So, here we arrive at that hour of the morning, where, inevitably, I say to myself, "Self, Self I sez, you haven't posted a blog entry today. What are you gonna write about? Huh? Huh? Huh?"
While repeating "Huh" over and over, Self also pokes me in a most annoying fashion until I either come up with something absolutely brilliant to post about or just start typing and noticing that whatever they say, there are words showing up on the screen. Words showing up on the screen indicates accomplishment. Yeah, I'll go with that.
Today, let's talk about film budgets.
You may or may not have heard the terms Above The Line and Below The Line. In film budgets there is a literal line that separates two general types of expenditure. Above The Line, you'll find things like the Producers' Fees, Story Rights, and the big one: Star Salaries.
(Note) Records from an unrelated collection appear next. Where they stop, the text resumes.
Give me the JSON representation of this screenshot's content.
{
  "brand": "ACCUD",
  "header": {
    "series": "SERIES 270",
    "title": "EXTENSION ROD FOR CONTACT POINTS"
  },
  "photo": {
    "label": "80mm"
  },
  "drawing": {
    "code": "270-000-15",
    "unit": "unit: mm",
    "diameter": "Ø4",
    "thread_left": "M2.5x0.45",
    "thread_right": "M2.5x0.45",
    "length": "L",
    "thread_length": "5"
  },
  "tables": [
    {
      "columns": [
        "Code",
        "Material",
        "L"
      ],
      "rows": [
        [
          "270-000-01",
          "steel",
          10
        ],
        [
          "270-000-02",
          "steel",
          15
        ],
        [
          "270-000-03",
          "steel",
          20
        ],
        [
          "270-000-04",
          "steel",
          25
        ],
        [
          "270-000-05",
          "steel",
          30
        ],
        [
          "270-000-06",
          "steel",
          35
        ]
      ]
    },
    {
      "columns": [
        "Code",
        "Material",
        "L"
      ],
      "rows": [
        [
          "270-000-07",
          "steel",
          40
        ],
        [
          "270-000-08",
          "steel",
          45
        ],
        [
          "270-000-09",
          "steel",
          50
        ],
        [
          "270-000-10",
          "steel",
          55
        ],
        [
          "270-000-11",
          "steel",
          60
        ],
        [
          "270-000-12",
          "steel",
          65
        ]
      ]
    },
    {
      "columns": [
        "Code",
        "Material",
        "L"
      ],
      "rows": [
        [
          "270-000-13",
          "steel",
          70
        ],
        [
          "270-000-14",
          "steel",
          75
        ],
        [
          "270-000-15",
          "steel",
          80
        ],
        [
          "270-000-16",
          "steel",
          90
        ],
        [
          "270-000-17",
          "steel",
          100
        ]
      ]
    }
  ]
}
Its not unusual for the Stars Salaries to represent a highly disproportional percentage of the total budget.
Below The Line, you find everything else. The equipment you need to rent, the crew in every department, the caterers and the cost of meals, the sets you'll need to build, the cars you need to rent, the hotel rooms you'll need, gas and tolls...everything. In other words, the Below The Line budget is the amount of money you've got to actually make the movie.
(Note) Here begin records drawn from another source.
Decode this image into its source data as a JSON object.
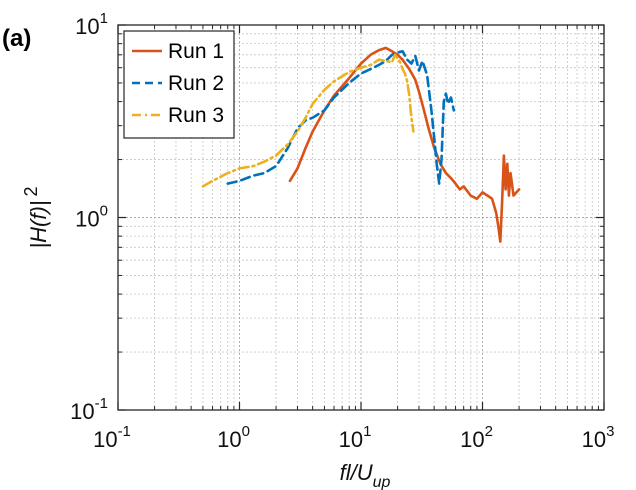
{
  "panel_label": "(a)",
  "chart_data": {
    "type": "line",
    "xlabel": {
      "main": "fl/U",
      "sub": "up"
    },
    "ylabel": {
      "main": "|H(f)|",
      "sup": "2"
    },
    "xscale": "log",
    "yscale": "log",
    "xlim": [
      0.1,
      1000
    ],
    "ylim": [
      0.1,
      10
    ],
    "grid": true,
    "legend_position": "top-left",
    "x_ticks": [
      {
        "base": "10",
        "exp": "-1"
      },
      {
        "base": "10",
        "exp": "0"
      },
      {
        "base": "10",
        "exp": "1"
      },
      {
        "base": "10",
        "exp": "2"
      },
      {
        "base": "10",
        "exp": "3"
      }
    ],
    "y_ticks": [
      {
        "base": "10",
        "exp": "-1"
      },
      {
        "base": "10",
        "exp": "0"
      },
      {
        "base": "10",
        "exp": "1"
      }
    ],
    "series": [
      {
        "name": "Run 1",
        "color": "#D95319",
        "dash": "solid",
        "x": [
          2.6,
          3.0,
          3.5,
          4.0,
          5.0,
          6.0,
          8.0,
          10.0,
          12.0,
          14.0,
          16.0,
          18.0,
          20.0,
          22.0,
          25.0,
          28.0,
          30.0,
          33.0,
          36.0,
          40.0,
          45.0,
          50.0,
          55.0,
          60.0,
          65.0,
          70.0,
          80.0,
          90.0,
          100.0,
          110.0,
          120.0,
          130.0,
          135.0,
          140.0,
          145.0,
          150.0,
          155.0,
          160.0,
          165.0,
          170.0,
          180.0,
          190.0,
          200.0
        ],
        "y": [
          1.55,
          1.8,
          2.3,
          2.8,
          3.6,
          4.3,
          5.3,
          6.3,
          7.0,
          7.4,
          7.6,
          7.3,
          7.0,
          6.6,
          5.9,
          5.2,
          4.5,
          3.6,
          2.9,
          2.3,
          1.9,
          1.7,
          1.6,
          1.5,
          1.4,
          1.45,
          1.3,
          1.25,
          1.35,
          1.3,
          1.25,
          1.05,
          0.9,
          0.75,
          1.2,
          2.1,
          1.4,
          1.9,
          1.3,
          1.7,
          1.3,
          1.35,
          1.4
        ]
      },
      {
        "name": "Run 2",
        "color": "#0072BD",
        "dash": "dashed",
        "x": [
          0.8,
          1.0,
          1.3,
          1.6,
          2.0,
          2.5,
          3.0,
          3.5,
          4.0,
          5.0,
          6.0,
          8.0,
          10.0,
          12.0,
          14.0,
          16.0,
          18.0,
          20.0,
          22.0,
          24.0,
          26.0,
          28.0,
          30.0,
          32.0,
          35.0,
          38.0,
          40.0,
          42.0,
          44.0,
          46.0,
          48.0,
          50.0,
          52.0,
          55.0,
          58.0
        ],
        "y": [
          1.5,
          1.55,
          1.65,
          1.7,
          1.85,
          2.3,
          2.9,
          3.2,
          3.3,
          3.6,
          4.2,
          5.0,
          5.6,
          5.9,
          6.2,
          6.5,
          7.0,
          7.2,
          7.3,
          6.6,
          6.3,
          6.9,
          5.8,
          6.5,
          5.5,
          3.6,
          2.6,
          1.9,
          1.5,
          2.0,
          4.0,
          4.4,
          3.9,
          4.2,
          3.6
        ]
      },
      {
        "name": "Run 3",
        "color": "#EDB120",
        "dash": "dashdot",
        "x": [
          0.5,
          0.6,
          0.8,
          1.0,
          1.3,
          1.6,
          2.0,
          2.5,
          3.0,
          3.5,
          4.0,
          5.0,
          6.0,
          8.0,
          10.0,
          12.0,
          14.0,
          16.0,
          18.0,
          19.0,
          20.0,
          21.0,
          22.0,
          23.0,
          24.0,
          25.0,
          26.0,
          27.0
        ],
        "y": [
          1.45,
          1.55,
          1.7,
          1.8,
          1.85,
          1.95,
          2.1,
          2.4,
          2.8,
          3.3,
          3.9,
          4.6,
          5.1,
          5.7,
          6.0,
          6.2,
          6.6,
          6.5,
          6.4,
          7.0,
          6.7,
          6.4,
          5.9,
          5.6,
          5.1,
          4.3,
          3.3,
          2.8
        ]
      }
    ]
  }
}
The way I get work is that usually I'll get a call asking me if I'm available for a certain period of time. If I am, the next part of the conversation is where they'll tell me a little bit about the movie; what's it about, who's directing it, are there any stars attached? This is all information that I'll take into account before I decide whether or not its a job that interests me. At some point when I feel comfortable enough, I ask the Big Question? What's the budget?
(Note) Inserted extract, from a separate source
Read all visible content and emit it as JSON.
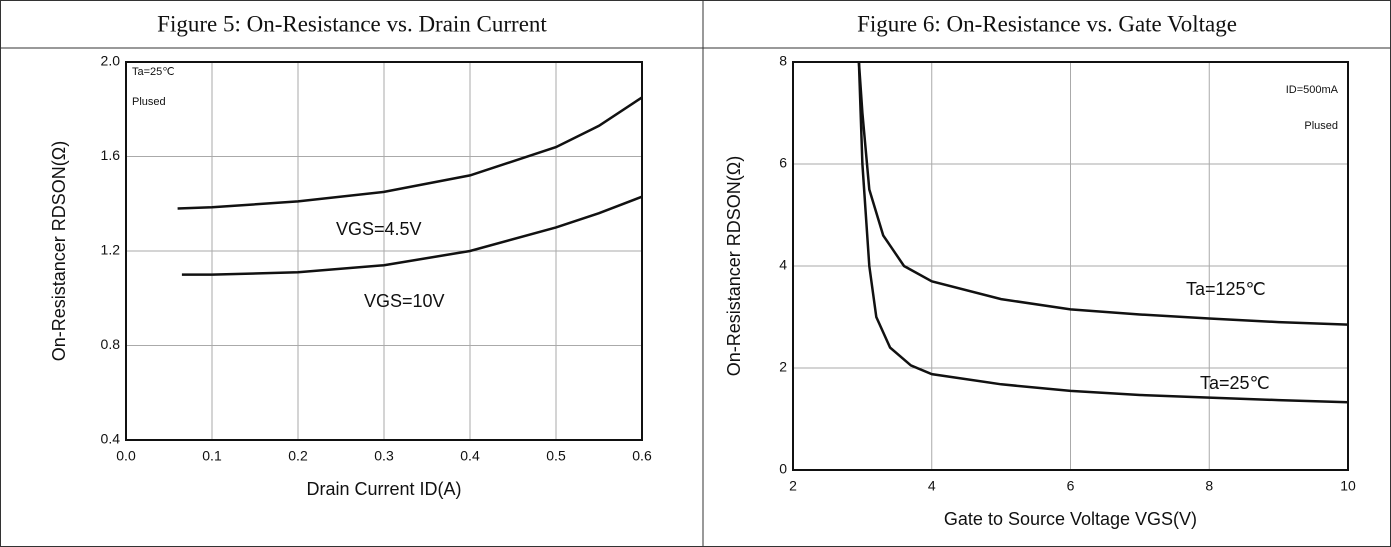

For a long time, I was hesitant to ask the Big Question because it seemed...a little personal. Like, what business of mine is the budget. I got over that quick. Knowing the budget tells me a lot about what kind of job it will be. Will I have enough money to hire a good staff? Can I afford reasonable fees for the locations I'd be trying to find? Is there adequate money for all the behind-the-scenes unglamorous stuff that needs to happen every day? So, I no longer hesitate to ask the Big Question.
Furthermore, once I've asked the Big Question, I ask what part of that is Below The Line, because frankly, that's the only number that matters to me. Once, I was having this conversation, and after being told that the budget was in the "Ten Million Dollar range", I asked about the Below The Line. The producer's assistant I was speaking to said something unintelligible. I asked him to repeat himself. He mumbled, but this time I was able to decipher that the Below The Line on this Ten Million Dollar picture was less than Two Million.
I didn't take that job. (In hindsight, I don't have any recollection of that movie ever being completed or released.)
On another front, there's a blog called Life Below The Line that I like. Its written by a woman who works in the sound department for films and TV commercials. She's anonymous because, as she says, "you can't afford to piss people off when you need to eat." (I figured out who she is once, and I've worked with her, but since then I've forgotten who she is, so she's in no danger of me spilling the beans.) She doesn't post very often, but I usually enjoy her posts, so hey, go have a look.
I had one other thing I was going to talk about today, but I see I've met my bloggerly duty with enough words, so I'll save the other thing for another day. Woot, a stashed away post idea.